Updated by nicksinger 5 days ago
- Status changed from Workable to In Progress
- Assignee set to nicksinger
Updated by openqa_review 4 days ago
- Due date set to 2025-03-01
Setting due date based on mean cycle time of SUSE QE Tools
Updated by ybonatakis 1 day ago · Edited
2025-02-17 0 6:46:50 localhost 6741ad8f6150485aa47c6dff23eaf35dfbb7e5246e30f56468e3b8f9089827cc1
2025-02-17 05:51:50netbootsrv-tftpboot-mnt-openqa.mount1
http://monitor.qa.suse.de/goto/9w9845cNR?orgId=1 is this related to the ticket?
Updated by nicksinger 1 day ago
ybonatakis wrote in #note-9:
2025-02-17 0 6:46:50 localhost 6741ad8f6150485aa47c6dff23eaf35dfbb7e5246e30f56468e3b8f9089827cc1
2025-02-17 05:51:50netbootsrv-tftpboot-mnt-openqa.mount1http://monitor.qa.suse.de/goto/9w9845cNR?orgId=1 is this related to the ticket?

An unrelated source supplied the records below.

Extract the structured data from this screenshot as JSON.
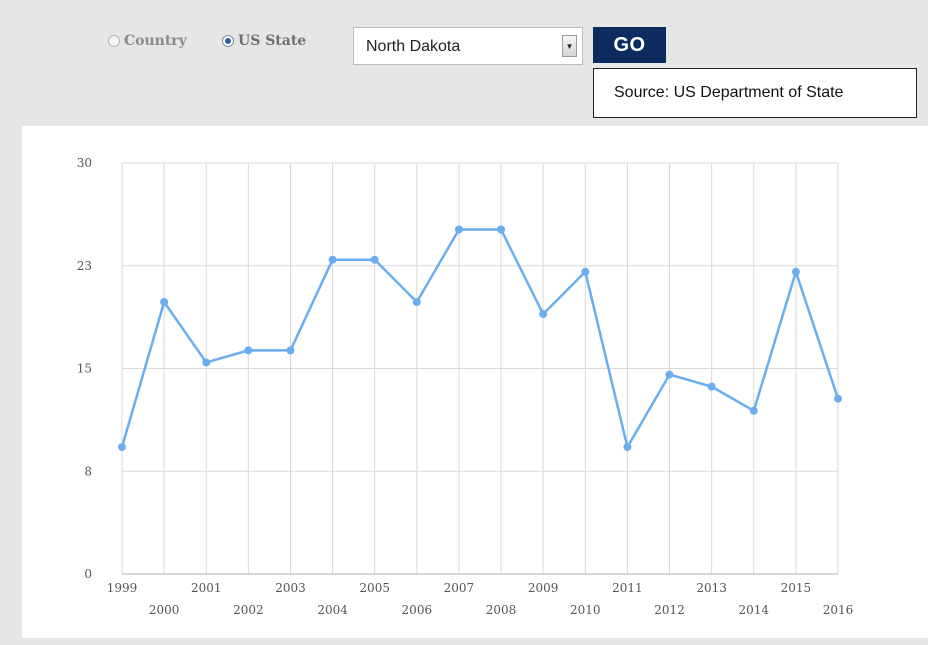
{
  "controls": {
    "country_label": "Country",
    "us_state_label": "US State",
    "selected_mode": "US State",
    "state_value": "North Dakota",
    "go_label": "GO",
    "source_text": "Source: US Department of State"
  },
  "colors": {
    "line": "#6aaef0",
    "go_button": "#0c2b5e"
  },
  "chart_data": {
    "type": "line",
    "x": [
      1999,
      2000,
      2001,
      2002,
      2003,
      2004,
      2005,
      2006,
      2007,
      2008,
      2009,
      2010,
      2011,
      2012,
      2013,
      2014,
      2015,
      2016
    ],
    "categories": [
      "1999",
      "2000",
      "2001",
      "2002",
      "2003",
      "2004",
      "2005",
      "2006",
      "2007",
      "2008",
      "2009",
      "2010",
      "2011",
      "2012",
      "2013",
      "2014",
      "2015",
      "2016"
    ],
    "series": [
      {
        "values": [
          10.5,
          22.5,
          17.5,
          18.5,
          18.5,
          26,
          26,
          22.5,
          28.5,
          28.5,
          21.5,
          25,
          10.5,
          16.5,
          15.5,
          13.5,
          25,
          14.5
        ]
      }
    ],
    "y_ticks": [
      "0",
      "8",
      "15",
      "23",
      "30"
    ],
    "ylim": [
      0,
      34
    ],
    "title": "",
    "xlabel": "",
    "ylabel": "",
    "grid": true
  }
}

hard to say without any logs and just a plain copy+paste from our dashboards. But doesn't look related and rather like network issues:
netboot:/etc/telegraf # journalctl --since "3 days ago" -u srv-tftpboot-mnt-openqa.mount
Feb 16 03:30:29 netboot systemd[1]: Mounting /srv/tftpboot/mnt/openqa...
Feb 16 03:31:59 netboot systemd[1]: srv-tftpboot-mnt-openqa.mount: Mounting timed out. Terminating.
Feb 16 03:31:59 netboot systemd[1]: srv-tftpboot-mnt-openqa.mount: Mount process exited, code=killed, status=15/TERM
Feb 16 03:31:59 netboot systemd[1]: srv-tftpboot-mnt-openqa.mount: Failed with result 'timeout'.
Feb 16 03:31:59 netboot systemd[1]: srv-tftpboot-mnt-openqa.mount: Unit process 1420 (mount.nfs4) remains running after unit stopped.
Feb 16 03:31:59 netboot systemd[1]: Failed to mount /srv/tftpboot/mnt/openqa.
Updated by nicksinger 1 day ago
- Status changed from In Progress to Feedback
- Priority changed from High to Normal
https://gitlab.suse.de/openqa/salt-states-openqa/-/merge_requests/1376
also I don't see bigger problems with this machine and no related alerts in the past days. I think we can handle this with normal prio.